# United-domains.de --> Weiterleitung?



## Chimaira (31. Januar 2008)

Hoi Leute,

ich habe mir als die de. Domains im Angebot wahren eine erstellt. So ... da ich mein Webspace und die Domain getrennt sind habe ich eine Umleitung durchgeführt.

*Mein Problem ist:*

ich kann mein CMS (Joomla) nicht über die URL ansprechen. Nur wenn ich direkt drauf weiterleite. 

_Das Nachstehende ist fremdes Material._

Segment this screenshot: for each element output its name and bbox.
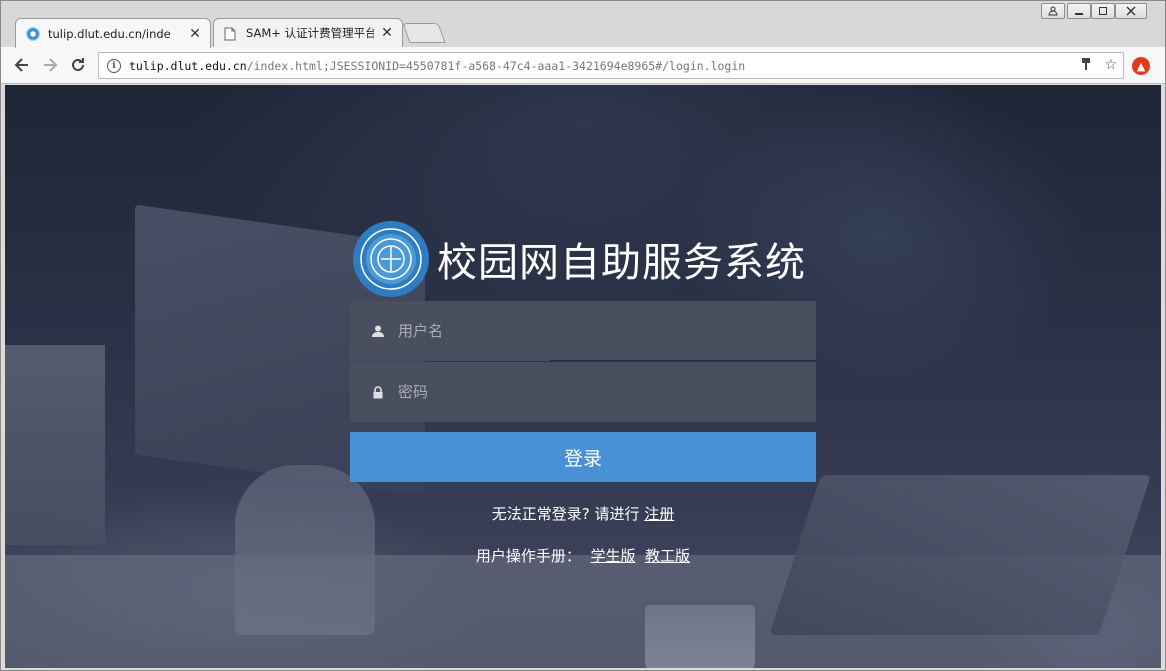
page-icon bbox=[224, 26, 238, 41]
password-field[interactable] bbox=[350, 362, 816, 422]
dlut-favicon-icon bbox=[26, 26, 40, 41]
forward-button[interactable] bbox=[39, 54, 61, 76]
new-tab-button[interactable] bbox=[402, 23, 446, 43]
close-window-button[interactable] bbox=[1115, 3, 1147, 19]
window-controls bbox=[1037, 3, 1065, 21]
background-laptop bbox=[769, 475, 1151, 635]
bookmark-star-icon[interactable]: ☆ bbox=[1104, 57, 1117, 75]
reload-button[interactable] bbox=[67, 54, 89, 76]
register-link[interactable]: 注册 bbox=[644, 505, 674, 523]
username-input[interactable] bbox=[398, 322, 778, 340]
arrow-right-icon bbox=[44, 58, 58, 72]
address-bar[interactable]: i tulip.dlut.edu.cn /index.html;JSESSION… bbox=[98, 52, 1124, 79]
reload-icon bbox=[72, 58, 84, 71]
login-button[interactable]: 登录 bbox=[350, 432, 816, 482]
url-host: tulip.dlut.edu.cn bbox=[129, 58, 247, 73]
system-title: 校园网自助服务系统 bbox=[437, 240, 806, 286]
username-field[interactable] bbox=[350, 301, 816, 361]
dlut-logo-icon bbox=[353, 221, 429, 297]
close-tab-icon[interactable]: ✕ bbox=[380, 25, 394, 41]
background-cup bbox=[645, 605, 755, 668]
back-button[interactable] bbox=[11, 54, 33, 76]
brand-header: 校园网自助服务系统 bbox=[351, 219, 806, 299]
user-icon bbox=[372, 325, 384, 337]
key-icon[interactable] bbox=[1080, 57, 1092, 75]
extension-icon[interactable]: ▲ bbox=[1132, 57, 1150, 75]
field-divider bbox=[550, 360, 816, 361]
omnibox-actions: ☆ bbox=[1080, 57, 1117, 75]
close-tab-icon[interactable]: ✕ bbox=[188, 26, 202, 42]
trouble-line: 无法正常登录? 请进行 注册 bbox=[350, 503, 816, 524]
browser-window: tulip.dlut.edu.cn/inde ✕ SAM+ 认证计费管理平台 ✕ bbox=[0, 0, 1166, 671]
trouble-text: 无法正常登录? 请进行 bbox=[491, 505, 640, 523]
student-manual-link[interactable]: 学生版 bbox=[590, 547, 635, 565]
tab-sam[interactable]: SAM+ 认证计费管理平台 ✕ bbox=[213, 18, 403, 47]
window-controls-group bbox=[1063, 3, 1147, 21]
manual-text: 用户操作手册： bbox=[475, 547, 581, 565]
tab-strip: tulip.dlut.edu.cn/inde ✕ SAM+ 认证计费管理平台 ✕ bbox=[1, 1, 1165, 48]
password-input[interactable] bbox=[398, 383, 778, 401]
tab-title: tulip.dlut.edu.cn/inde bbox=[48, 26, 171, 41]
info-icon[interactable]: i bbox=[107, 58, 121, 73]
tab-tulip[interactable]: tulip.dlut.edu.cn/inde ✕ bbox=[15, 18, 211, 48]
toolbar: i tulip.dlut.edu.cn /index.html;JSESSION… bbox=[1, 47, 1165, 84]
maximize-button[interactable] bbox=[1091, 3, 1115, 19]
profile-icon[interactable] bbox=[1041, 3, 1065, 19]
staff-manual-link[interactable]: 教工版 bbox=[645, 547, 690, 565]
url-path: /index.html;JSESSIONID=4550781f-a568-47c… bbox=[246, 58, 746, 73]
background-box bbox=[5, 345, 105, 545]
manual-line: 用户操作手册： 学生版 教工版 bbox=[350, 545, 816, 566]
minimize-button[interactable] bbox=[1067, 3, 1091, 19]
tab-title: SAM+ 认证计费管理平台 bbox=[246, 26, 374, 40]
lock-icon bbox=[372, 385, 384, 398]
arrow-left-icon bbox=[14, 58, 28, 72]
page-content: 校园网自助服务系统 登录 无法正常登录? 请进行 注册 用户操作手册： 学生版 … bbox=[5, 85, 1161, 668]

_*Es gibt drei Möglichkeiten:*_
*1)* Weiterleitung auf den Space --> Domain bleibt aber nicht in der Adresszeile, Webspace IP  in der Statusleiste zu sehen (und auch in der Adressleiste)
*2)* Weiterleitung auf den Space --> Domain bleibt in der Adresszeile. IP ist in der Statusleiste zu sehen (111.222.***.**/name/joomla [anstatt http://www.domain.de]
*3)* Zwischenspeicherung der Seite bei United-Domains --> Domain bleibt in der Adressleiste und man sieht die IP nicht in der Statusleiste. *Problem:* zu langsam, und bringt Probleme mit sich.

Ich habe mich für die Variante 2 entschieden. Geht trotzdem nicht wirklich, da ich mein Administrationsbereich nicht über http://www.domain.de/administrator ansprechen kann. geht nur per <ip>/name/joomla.
Obwohl ich weitergeleitet habe auf den Joomla root.

Kann mir da jemand helfen?

GReeze Chimaira


----------



## Gumbo (31. Januar 2008)

Eigentlich müsstest du nur die Serveradresse im DNS ändern.


----------



## Chimaira (31. Januar 2008)

kann man den Server ganz normal über das United-domains.de Interface änder und geht das auch bei ganz normalen Domains ?


----------



## Gumbo (31. Januar 2008)

Wende dich mit dieser Frage am besten direkt an United Domains.


----------



## Chimaira (4. Februar 2008)

Hi,

habe die IP des Webspaces jetzt bei United-Domains.de als A-Eintrag in den Nameserver eingetragen und mein Webspace hoster hat die Domain und die Verlinkung geregelt. 

t alles wunderbar. Danke nochmal

GReeze Chimaira


----------